Fifty quid, apparently, if you believe the Amazon link below. At least, that's what it costs at the time of writing. Maybe McLaren's death will spark off an opportunistic re-release, and the price will drop: but for now, Duck Rock is only available second-hand at extortionate prices, unless you compromise and go for a digital download. (A measly £2.99 from Play, surprisingly.)

It's ironic that you can only buy it as twelve individual MP3 files, because one of the things that Duck Rock reminds you of is how an album used to be conceived as a single coherent piece of work. Despite all the disparate musical elements involved, it all hangs together thanks to the simple device of structuring it as a radio show hosted by The World's Famous Supreme Team, New York DJs See Divine The Mastermind and Just Allah The Superstar. They chat to phone callers, introduce us to the fantastic sound of scratched records, throw in a couple of raps, and ensure that everything flows - just like they were doing on their regular WHBI radio programme. But back in the eighties, to someone like me who'd only ever heard mainstream UK wireless, it sounded like your stereo being taken on holiday.
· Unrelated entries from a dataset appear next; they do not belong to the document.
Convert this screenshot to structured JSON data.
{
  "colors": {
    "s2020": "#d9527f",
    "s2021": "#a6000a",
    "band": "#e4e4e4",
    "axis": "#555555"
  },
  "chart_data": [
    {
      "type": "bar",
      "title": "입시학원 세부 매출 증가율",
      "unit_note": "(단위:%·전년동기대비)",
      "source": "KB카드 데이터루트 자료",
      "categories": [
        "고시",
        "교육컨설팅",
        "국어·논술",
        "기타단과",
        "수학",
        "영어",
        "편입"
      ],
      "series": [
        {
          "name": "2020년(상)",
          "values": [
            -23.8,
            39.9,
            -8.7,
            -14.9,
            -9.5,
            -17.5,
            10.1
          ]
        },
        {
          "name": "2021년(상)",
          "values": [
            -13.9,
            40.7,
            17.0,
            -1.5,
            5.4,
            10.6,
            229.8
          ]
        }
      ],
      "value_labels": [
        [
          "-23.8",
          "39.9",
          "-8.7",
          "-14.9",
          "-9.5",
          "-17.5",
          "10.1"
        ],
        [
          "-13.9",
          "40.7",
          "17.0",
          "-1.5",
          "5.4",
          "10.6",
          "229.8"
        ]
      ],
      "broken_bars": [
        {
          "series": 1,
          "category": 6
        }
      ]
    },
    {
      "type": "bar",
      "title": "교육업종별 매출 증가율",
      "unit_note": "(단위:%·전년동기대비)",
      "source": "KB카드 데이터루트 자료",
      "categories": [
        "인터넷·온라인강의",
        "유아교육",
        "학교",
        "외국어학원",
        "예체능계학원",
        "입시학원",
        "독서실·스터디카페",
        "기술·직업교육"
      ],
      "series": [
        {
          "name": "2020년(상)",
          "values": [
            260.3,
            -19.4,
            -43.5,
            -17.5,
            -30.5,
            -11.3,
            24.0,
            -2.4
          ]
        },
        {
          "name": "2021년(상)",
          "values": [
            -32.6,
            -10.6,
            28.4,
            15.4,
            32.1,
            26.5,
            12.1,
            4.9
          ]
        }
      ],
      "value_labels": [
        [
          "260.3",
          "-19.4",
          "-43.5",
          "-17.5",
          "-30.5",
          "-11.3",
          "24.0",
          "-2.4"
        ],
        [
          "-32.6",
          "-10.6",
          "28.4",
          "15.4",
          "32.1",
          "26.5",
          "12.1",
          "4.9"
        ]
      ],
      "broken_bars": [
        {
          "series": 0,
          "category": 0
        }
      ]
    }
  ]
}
Obviously, the same applies to the music in between the links, a mishmash of black music styles from America and Africa that McLaren had encountered on his travels. It wasn't the first time that he'd plundered from African music: a couple of years earlier, he'd heard the sound of Burundi drumming, and used its propulsive rhythm to launch not one but two pop careers. Meanwhile, hip-hop hadn't really broken out of the US underground, beyond the odd record from someone like Grandmaster Flash hinting at the magic you could achieve with a couple of turntables and a crossfader. McLaren's genius was in realising that he could grab hip-hop's magpie aesthetic and use that as an excuse to put anything he damn well liked on a record.
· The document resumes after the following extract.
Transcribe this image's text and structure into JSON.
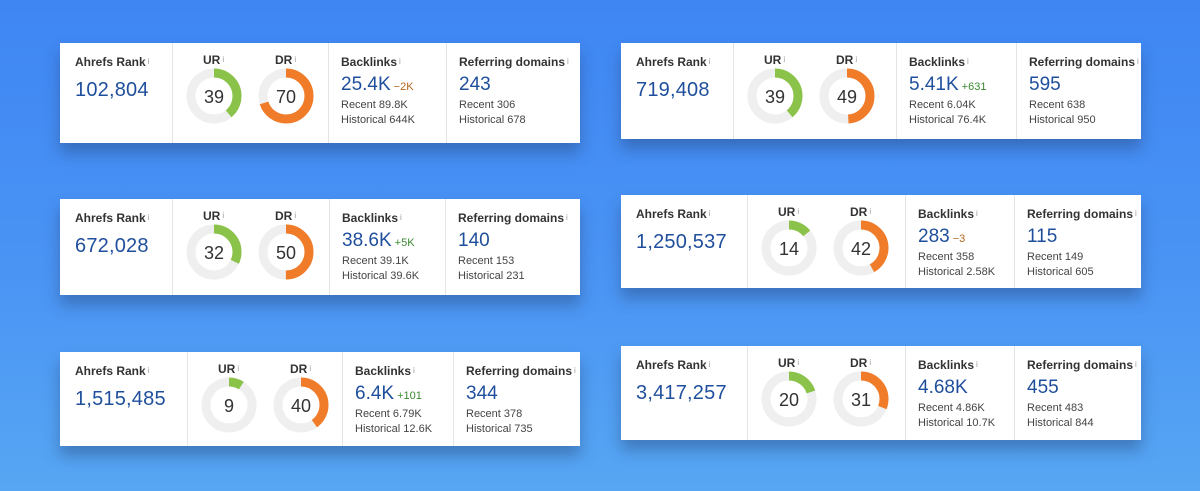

After a decade or two of not listening to it, it's astonishing to rediscover the huge range of styles crammed into Duck Rock's tight 44 minutes. Breezy Afropop guitars and vocals bash up hard against New York urban beats, while McLaren occasionally tries to confuse matters still further by throwing some country into the mix. (It's easy to forget that the album's breakout hit Buffalo Gals is technically a barn dance.) There is no way on earth that all of this should work as a coherent whole, but it does, and ultimately that has to come down to McLaren's role as curator and ringmaster. His main audible contribution is a series of take-them-or-leave-them lead vocals: but his sheer enthusiasm for music is there all the way through, the sound of a man running through his collection yelling "hey, listen to this one" and then changing records every five seconds. 
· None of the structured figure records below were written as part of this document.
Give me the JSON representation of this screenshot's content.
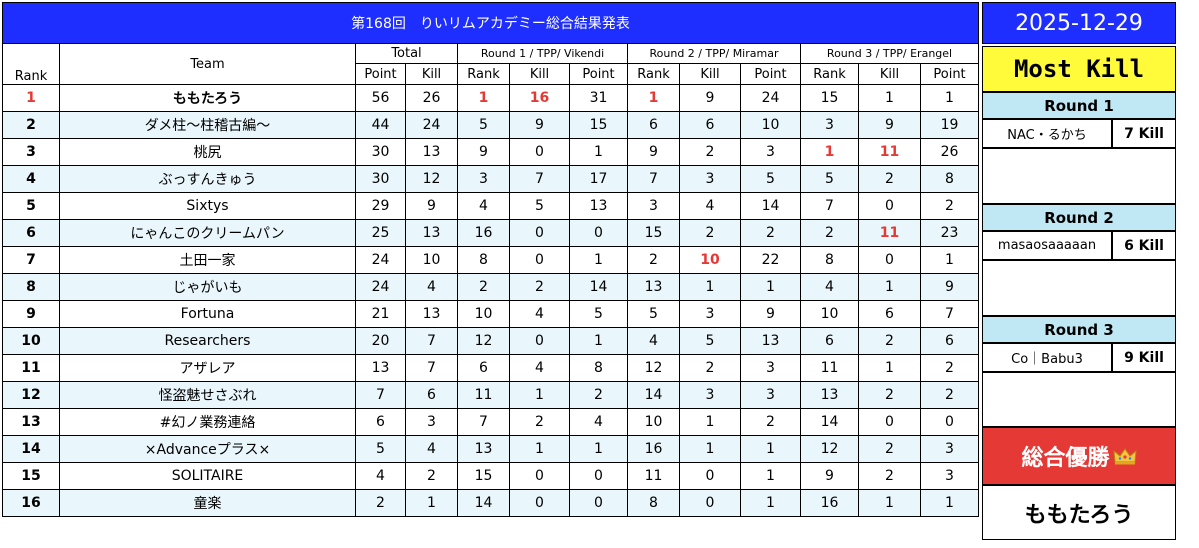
{
  "title": "第168回　りいリムアカデミー総合結果発表",
  "date": "2025-12-29",
  "headers": {
    "rank": "Rank",
    "team": "Team",
    "total": "Total",
    "round1": "Round 1 / TPP/ Vikendi",
    "round2": "Round 2 / TPP/ Miramar",
    "round3": "Round 3 / TPP/ Erangel",
    "point": "Point",
    "kill": "Kill",
    "rank_sub": "Rank"
  },
  "teams": [
    {
      "rank": "1",
      "team": "ももたろう",
      "total_point": "56",
      "total_kill": "26",
      "r1_rank": "1",
      "r1_kill": "16",
      "r1_point": "31",
      "r2_rank": "1",
      "r2_kill": "9",
      "r2_point": "24",
      "r3_rank": "15",
      "r3_kill": "1",
      "r3_point": "1"
    },
    {
      "rank": "2",
      "team": "ダメ柱〜柱稽古編〜",
      "total_point": "44",
      "total_kill": "24",
      "r1_rank": "5",
      "r1_kill": "9",
      "r1_point": "15",
      "r2_rank": "6",
      "r2_kill": "6",
      "r2_point": "10",
      "r3_rank": "3",
      "r3_kill": "9",
      "r3_point": "19"
    },
    {
      "rank": "3",
      "team": "桃尻",
      "total_point": "30",
      "total_kill": "13",
      "r1_rank": "9",
      "r1_kill": "0",
      "r1_point": "1",
      "r2_rank": "9",
      "r2_kill": "2",
      "r2_point": "3",
      "r3_rank": "1",
      "r3_kill": "11",
      "r3_point": "26"
    },
    {
      "rank": "4",
      "team": "ぶっすんきゅう",
      "total_point": "30",
      "total_kill": "12",
      "r1_rank": "3",
      "r1_kill": "7",
      "r1_point": "17",
      "r2_rank": "7",
      "r2_kill": "3",
      "r2_point": "5",
      "r3_rank": "5",
      "r3_kill": "2",
      "r3_point": "8"
    },
    {
      "rank": "5",
      "team": "Sixtys",
      "total_point": "29",
      "total_kill": "9",
      "r1_rank": "4",
      "r1_kill": "5",
      "r1_point": "13",
      "r2_rank": "3",
      "r2_kill": "4",
      "r2_point": "14",
      "r3_rank": "7",
      "r3_kill": "0",
      "r3_point": "2"
    },
    {
      "rank": "6",
      "team": "にゃんこのクリームパン",
      "total_point": "25",
      "total_kill": "13",
      "r1_rank": "16",
      "r1_kill": "0",
      "r1_point": "0",
      "r2_rank": "15",
      "r2_kill": "2",
      "r2_point": "2",
      "r3_rank": "2",
      "r3_kill": "11",
      "r3_point": "23"
    },
    {
      "rank": "7",
      "team": "土田一家",
      "total_point": "24",
      "total_kill": "10",
      "r1_rank": "8",
      "r1_kill": "0",
      "r1_point": "1",
      "r2_rank": "2",
      "r2_kill": "10",
      "r2_point": "22",
      "r3_rank": "8",
      "r3_kill": "0",
      "r3_point": "1"
    },
    {
      "rank": "8",
      "team": "じゃがいも",
      "total_point": "24",
      "total_kill": "4",
      "r1_rank": "2",
      "r1_kill": "2",
      "r1_point": "14",
      "r2_rank": "13",
      "r2_kill": "1",
      "r2_point": "1",
      "r3_rank": "4",
      "r3_kill": "1",
      "r3_point": "9"
    },
    {
      "rank": "9",
      "team": "Fortuna",
      "total_point": "21",
      "total_kill": "13",
      "r1_rank": "10",
      "r1_kill": "4",
      "r1_point": "5",
      "r2_rank": "5",
      "r2_kill": "3",
      "r2_point": "9",
      "r3_rank": "10",
      "r3_kill": "6",
      "r3_point": "7"
    },
    {
      "rank": "10",
      "team": "Researchers",
      "total_point": "20",
      "total_kill": "7",
      "r1_rank": "12",
      "r1_kill": "0",
      "r1_point": "1",
      "r2_rank": "4",
      "r2_kill": "5",
      "r2_point": "13",
      "r3_rank": "6",
      "r3_kill": "2",
      "r3_point": "6"
    },
    {
      "rank": "11",
      "team": "アザレア",
      "total_point": "13",
      "total_kill": "7",
      "r1_rank": "6",
      "r1_kill": "4",
      "r1_point": "8",
      "r2_rank": "12",
      "r2_kill": "2",
      "r2_point": "3",
      "r3_rank": "11",
      "r3_kill": "1",
      "r3_point": "2"
    },
    {
      "rank": "12",
      "team": "怪盗魅せさぶれ",
      "total_point": "7",
      "total_kill": "6",
      "r1_rank": "11",
      "r1_kill": "1",
      "r1_point": "2",
      "r2_rank": "14",
      "r2_kill": "3",
      "r2_point": "3",
      "r3_rank": "13",
      "r3_kill": "2",
      "r3_point": "2"
    },
    {
      "rank": "13",
      "team": "#幻ノ業務連絡",
      "total_point": "6",
      "total_kill": "3",
      "r1_rank": "7",
      "r1_kill": "2",
      "r1_point": "4",
      "r2_rank": "10",
      "r2_kill": "1",
      "r2_point": "2",
      "r3_rank": "14",
      "r3_kill": "0",
      "r3_point": "0"
    },
    {
      "rank": "14",
      "team": "×Advanceプラス×",
      "total_point": "5",
      "total_kill": "4",
      "r1_rank": "13",
      "r1_kill": "1",
      "r1_point": "1",
      "r2_rank": "16",
      "r2_kill": "1",
      "r2_point": "1",
      "r3_rank": "12",
      "r3_kill": "2",
      "r3_point": "3"
    },
    {
      "rank": "15",
      "team": "SOLITAIRE",
      "total_point": "4",
      "total_kill": "2",
      "r1_rank": "15",
      "r1_kill": "0",
      "r1_point": "0",
      "r2_rank": "11",
      "r2_kill": "0",
      "r2_point": "1",
      "r3_rank": "9",
      "r3_kill": "2",
      "r3_point": "3"
    },
    {
      "rank": "16",
      "team": "童楽",
      "total_point": "2",
      "total_kill": "1",
      "r1_rank": "14",
      "r1_kill": "0",
      "r1_point": "0",
      "r2_rank": "8",
      "r2_kill": "0",
      "r2_point": "1",
      "r3_rank": "16",
      "r3_kill": "1",
      "r3_point": "1"
    }
  ],
  "most_kill": {
    "title": "Most Kill",
    "rounds": [
      {
        "label": "Round 1",
        "player": "NAC・るかち",
        "kills": "7 Kill"
      },
      {
        "label": "Round 2",
        "player": "masaosaaaaan",
        "kills": "6 Kill"
      },
      {
        "label": "Round 3",
        "player": "Co｜Babu3",
        "kills": "9 Kill"
      }
    ]
  },
  "overall_winner": {
    "label": "総合優勝",
    "icon": "crown-icon",
    "team": "ももたろう"
  },
  "colors": {
    "title_bg": "#1e2eff",
    "highlight": "#e53935",
    "row_alt": "#e9f6fb",
    "most_kill_bg": "#fffa3a",
    "round_hdr_bg": "#bfe7f4",
    "winner_bg": "#e53935"
  }
}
Of course, some people had to buckle down to the pesky business of actually writing and playing this music once McLaren had come up with the basic ideas. And McLaren found the perfect collaborator in producer Trevor Horn, hot from his hitmaking partnership with ABC. Duck Rock was the album where Horn's team of backroom boffins - a pianist/arranger, a programmer and an engineer - came to the fore as they turned McLaren's concepts into sound. Within a year, those boffins would have become a band in their own right, The Art Of Noise. The roots of their subsequent work are clearly audible in their collaborations with McLaren, particularly on b-sides like D'ya Like Scratchin' where they could cut loose a bit more. I spent a significant portion of the mid-eighties pretentiously insisting that The Art Of Noise's Beatbox (Diversion One) was a pinnacle of recorded sound that would never be surpassed, but I suspect that they never had as much fun as they did on Duck Rock.

On one level, it's cultural tourism run riot. And it's very iffy that McLaren takes the lion's share of the credit, with Horn's team in much smaller type, and the African and American guest musicians relegated to a single derisory thank-you paragraph on the sleeve. But when it all comes together - say, in the ecstatic rush of Double Dutch, or the hyperspeed Latin hustle of Merengue - you can forgive him all of that, and just revel in a record that still sounds fresh nearly thirty years after it was made. It's a fine epitaph for one of those dodgy geezers that we English seem to enjoy so much, even as they're ripping us off.